Disaster recovery»

This page outlines some considerations to take when creating a disaster recovery plan for your Spacelift installation. Because disaster recovery plans are very specific to your organization and the way that your are deploying Spacelift, this page does not provide step-by-step instructions for enabling disaster recovery, but instead aims to explain the parts of your Spacelift installation that you need to think about when planning for a disaster.

Stateless components»

Spacelift consists of the following stateless components:

The server.
The drain.
The scheduler.

These components do not store any data internally, and rely on the stateful components for storage. In the event of a disaster, you can simply deploy new copies of these components and point them at replacement dependencies.

You can also have backup copies of these components already deployed and ready. However please note that these components will only successfully start up if they are able to connect to a valid Postgres database.

Stateful components»

The two main stateful components in a Spacelift installation are:

The Postgres database.
The object storage buckets.

Database»

The Postgres database contains the main configuration information for your Spacelift installation. You should make sure it is backed up according to your standard organization requirements.

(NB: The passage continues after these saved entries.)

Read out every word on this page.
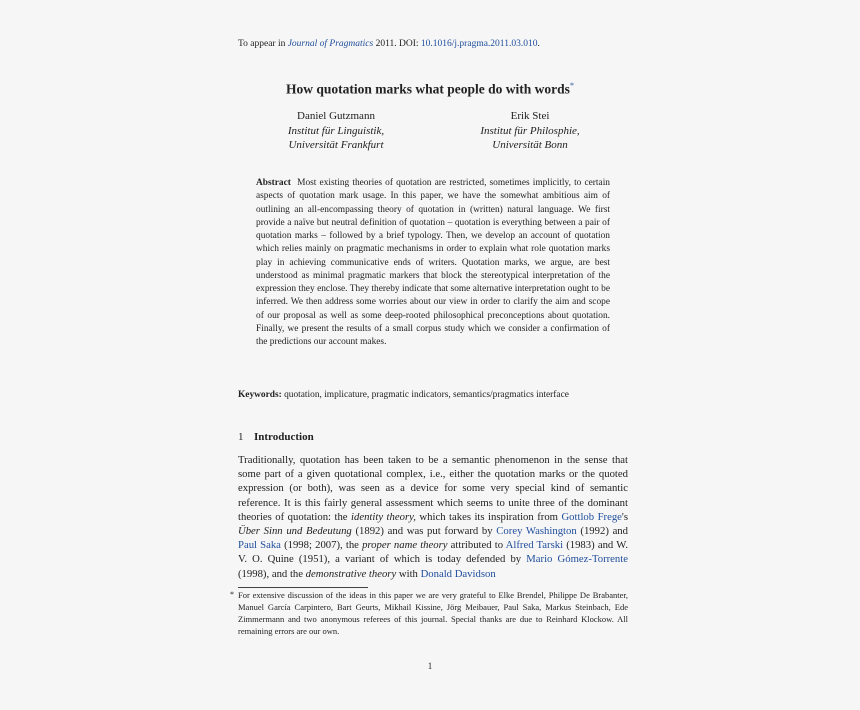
To appear in Journal of Pragmatics 2011. DOI: 10.1016/j.pragma.2011.03.010.
How quotation marks what people do with words*
Daniel Gutzmann
Institut für Linguistik,
Universität Frankfurt
Erik Stei
Institut für Philosphie,
Universität Bonn
Abstract Most existing theories of quotation are restricted, sometimes implicitly, to certain aspects of quotation mark usage. In this paper, we have the somewhat ambitious aim of outlining an all-encompassing theory of quotation in (written) natural language. We first provide a naïve but neutral definition of quotation – quotation is everything between a pair of quotation marks – followed by a brief typology. Then, we develop an account of quotation which relies mainly on pragmatic mechanisms in order to explain what role quotation marks play in achieving communicative ends of writers. Quotation marks, we argue, are best understood as minimal pragmatic markers that block the stereotypical interpretation of the expression they enclose. They thereby indicate that some alternative interpretation ought to be inferred. We then address some worries about our view in order to clarify the aim and scope of our proposal as well as some deep-rooted philosophical preconceptions about quotation. Finally, we present the results of a small corpus study which we consider a confirmation of the predictions our account makes.
Keywords: quotation, implicature, pragmatic indicators, semantics/pragmatics interface
1 Introduction
Traditionally, quotation has been taken to be a semantic phenomenon in the sense that some part of a given quotational complex, i.e., either the quotation marks or the quoted expression (or both), was seen as a device for some very special kind of semantic reference. It is this fairly general assessment which seems to unite three of the dominant theories of quotation: the identity theory, which takes its inspiration from Gottlob Frege's Über Sinn und Bedeutung (1892) and was put forward by Corey Washington (1992) and Paul Saka (1998; 2007), the proper name theory attributed to Alfred Tarski (1983) and W. V. O. Quine (1951), a variant of which is today defended by Mario Gómez-Torrente (1998), and the demonstrative theory with Donald Davidson
* For extensive discussion of the ideas in this paper we are very grateful to Elke Brendel, Philippe De Brabanter, Manuel García Carpintero, Bart Geurts, Mikhail Kissine, Jörg Meibauer, Paul Saka, Markus Steinbach, Ede Zimmermann and two anonymous referees of this journal. Special thanks are due to Reinhard Klockow. All remaining errors are our own.
1
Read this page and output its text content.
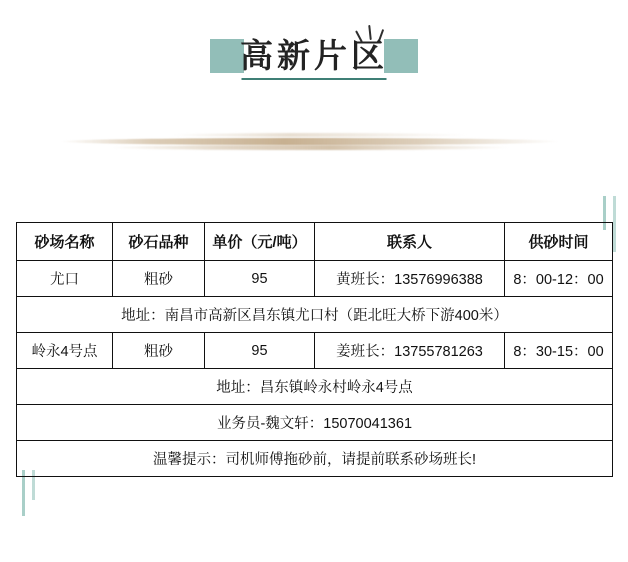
高新片区
砂场名称	砂石品种	单价（元/吨）	联系人	供砂时间
尤口	粗砂	95	黄班长：13576996388	8：00-12：00
地址：南昌市高新区昌东镇尤口村（距北旺大桥下游400米）				
岭永4号点	粗砂	95	姜班长：13755781263	8：30-15：00
地址：昌东镇岭永村岭永4号点				
业务员-魏文轩：15070041361				
温馨提示：司机师傅拖砂前，请提前联系砂场班长!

In the event of a disaster, you will want to make sure that this database is available to your replacement Spacelift services. Depending on your deployment scenario, this can involve options like the following:

Restoring the database from a recent backup.
Failing over to a secondary region.
Using a globally available database that is available from a backup region.

Object storage»

We use different object storage buckets for different purposes. Some of these buckets only contain short-lived data used for temporary processing within Spacelift, whereas other buckets contain more critical data that you will want to make sure is available in the event of a disaster. The following buckets contain critical data that you will not want to lose in the event of a disaster:

Modules.
Policy inputs.
Run logs.
States.

The loss of data in your other object storage buckets may lead to temporary issues like run failures, but will not cause a problem long term.

In the event of a disaster you will want to make sure that your object storage data is available to your replacement Spacelift services. This may involve using buckets that are automatically replicated across multiple regions, or by setting up replication to copy your data to one or more backup regions.

Info

If you are architecting a multi-region failover solution, you may want to consider setting up replication rules to copy objects back to your primary region in the case of a failover to your backup region. This means that if you want to later fail back to your primary region (particularly when running pre-planned DR tests) any data created in the backup region will be copied back.

Encryption»

In the event of a disaster, it is crucial that you have access to the key used to encrypt data in the Spacelift database.

KMS»

When using KMS keys for encryption, it is important to carefully choose between using a single or multi-region key because this property cannot be changed after key creation. If you want to setup a backup region for disaster recovery purposes, make sure to use a global key, and replicate that key to your backup region.

RSA»

When using RSA keys for encryption you should ensure that the RSA key you are using is available in the case of a disaster.

Message queues»

Although the message queues do technically store data, this information is generally very short-lived and it is not an issue if some data in your queues is lost during a disaster. In addition, when using the Postgres message queue implementation all of your queue data is stored in your Postgres database meaning that you only need to take the database into consideration.

Workers»

Built-in MQTT broker»

When using the built-in MQTT broker you do not need to do anything other than ensure that your Spacelift Server and MQTT broker DNS entries point at the correct services after disaster recovery. In this situation the workers should reconnect automatically, and failing that you can manually restart them.

IoT Core»

When using IoT Core as your MQTT broker there are a few other considerations to make:

You must setup a custom IoT broker domain configuration if you want to be able to failover to a backup region. This allows you to update your DNS to point at a backup region in the case of a disaster without needing to re-register your workers.
You should configure the MQTT_BROKER_ENDPOINT environment variable to point at your custom domain name.
You should configure the AWS_SECONDARY_REGION environment variable to point at your backup region. This ensures that your worker certificates are automatically replicated to your backup region.